In September, at a screening of Invincible, Werner Herzog's first narrative feature in years, Herzog admitted with resignation that the audience for his movies is dwindling. In one scene, Herzog cuts to thousands of bright-red crabs heading to the ocean, blanketing a seaside landscape and moving inexorably toward their destination over a set of train tracks, even as a massive locomotive bears down slowly upon them. It's classic Herzog, a stunning illustration of nature's indomitable will, but in this instance it plays also as an elegiac acknowledgment of the filmmaker's own inability to fight that will, and be anything other than what he is, even in the face of obliteration.


The sepulchral hush of a Valley dawn is shattered by a vehicle careening and flipping down an abandoned street. But the accident is forgotten with the arrival of an airport shuttle that lowers its mechanical steps and deposits a mysterious harmonium at the feet of Adam Sandler, attired inexplicably in a bright blue suit. The baffling and sublime opening to Paul Thomas Anderson's hilarious, alienating and romantic Punch-Drunk Love is almost transcendent enough to excuse Sandler's other 2002 efforts — starring in Mr. Deeds and Eight Crazy Nights, and producing The Master of Disguise and The Hot Chick. Almost.



In Standing in the Shadows of Motown, which documents the musicians — a.k.a. the Funk Brothers — behind our greatest pop label, race stands in the shadows, as it does in much of the Motown sound. In casual chat, guest performer Me'shell Ndegéocello asks bassist Bob Babbitt if he ever felt tension as a white musician in a primarily black environment. He considers for a moment, starts to answer, then breaks down, eyes clouded in tears of remembrance and joy. The moment is naive and tender and transcendent, everything about America that Trent Lott has labored to destroy.
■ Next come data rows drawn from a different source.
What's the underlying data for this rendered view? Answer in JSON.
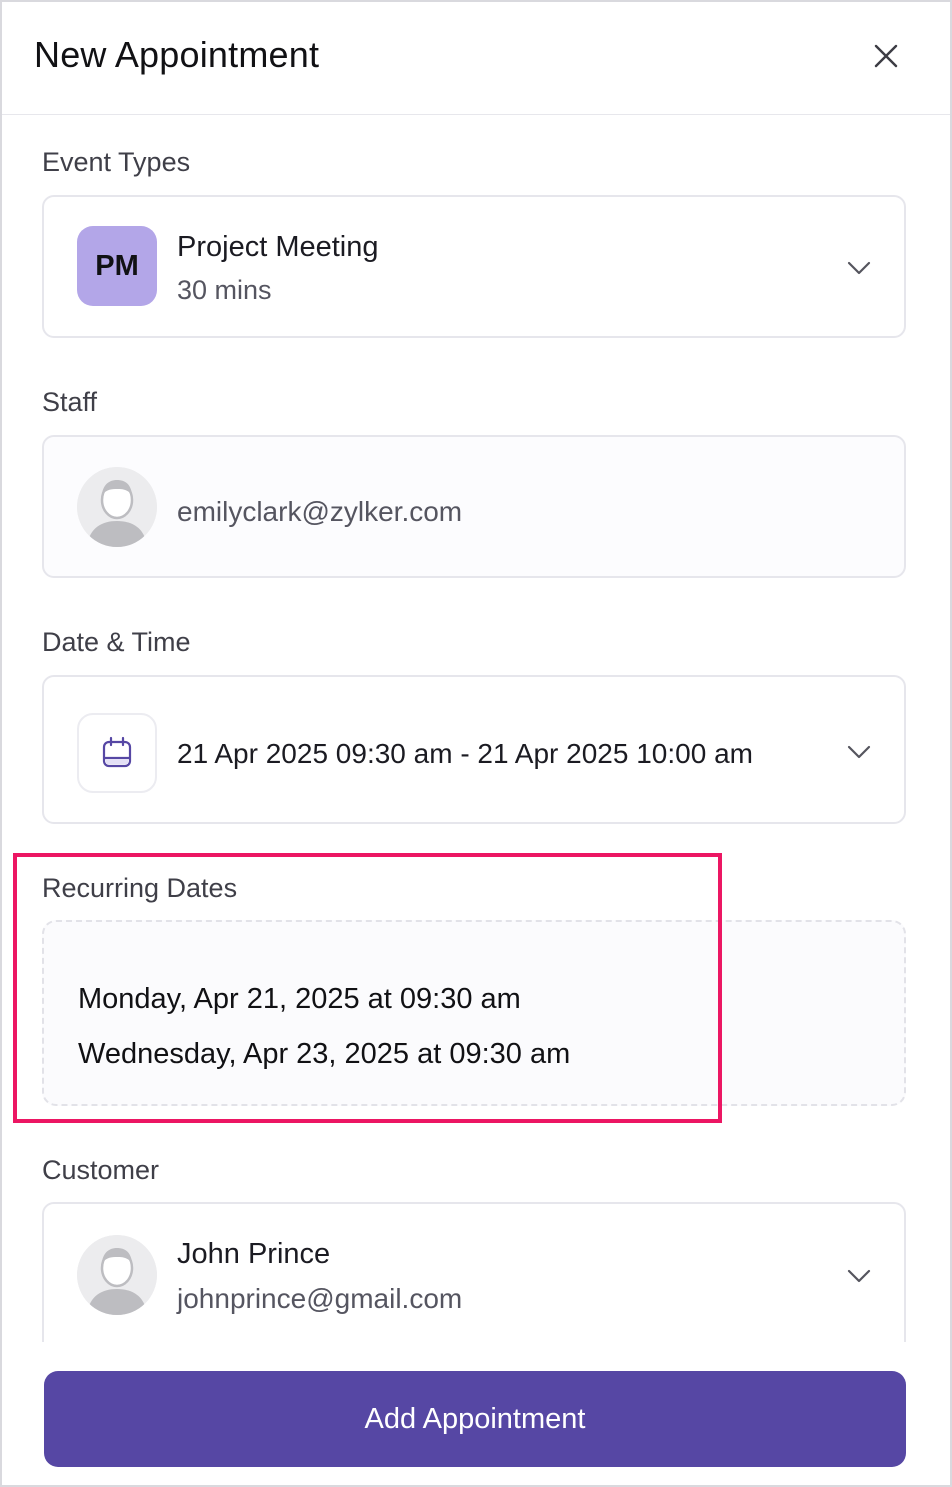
{
  "header": {
    "title": "New Appointment"
  },
  "event_types": {
    "label": "Event Types",
    "badge": "PM",
    "name": "Project Meeting",
    "duration": "30 mins"
  },
  "staff": {
    "label": "Staff",
    "email": "emilyclark@zylker.com"
  },
  "date_time": {
    "label": "Date & Time",
    "value": "21 Apr 2025 09:30 am - 21 Apr 2025 10:00 am"
  },
  "recurring": {
    "label": "Recurring Dates",
    "dates": [
      "Monday, Apr 21, 2025 at 09:30 am",
      "Wednesday, Apr 23, 2025 at 09:30 am"
    ]
  },
  "customer": {
    "label": "Customer",
    "name": "John Prince",
    "email": "johnprince@gmail.com"
  },
  "actions": {
    "add_label": "Add Appointment"
  },
  "colors": {
    "accent": "#5647a4",
    "badge_bg": "#b3a6e8",
    "highlight": "#ec1663"
  },
  "icons": {
    "close": "close-icon",
    "chevron": "chevron-down-icon",
    "calendar": "calendar-icon",
    "avatar": "user-avatar-icon"
  }
}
The subtle brilliance of Tsai Ming-liang's What Time Is It There? is apparent from the opening shots of the film. But it isn't until the final scene that the director's deft balancing of grief, angst, loneliness and yearning flowers to breathtaking effect. Framed symmetrically, with a gigantic Ferris wheel in the center, evenly spaced light posts on each side, and a figure moving steadily inward to a vortex of converging lines, the shot shows us the moving wheels of time, and you know — in this pure, mysterious equilibrium — that everything's going to be okay.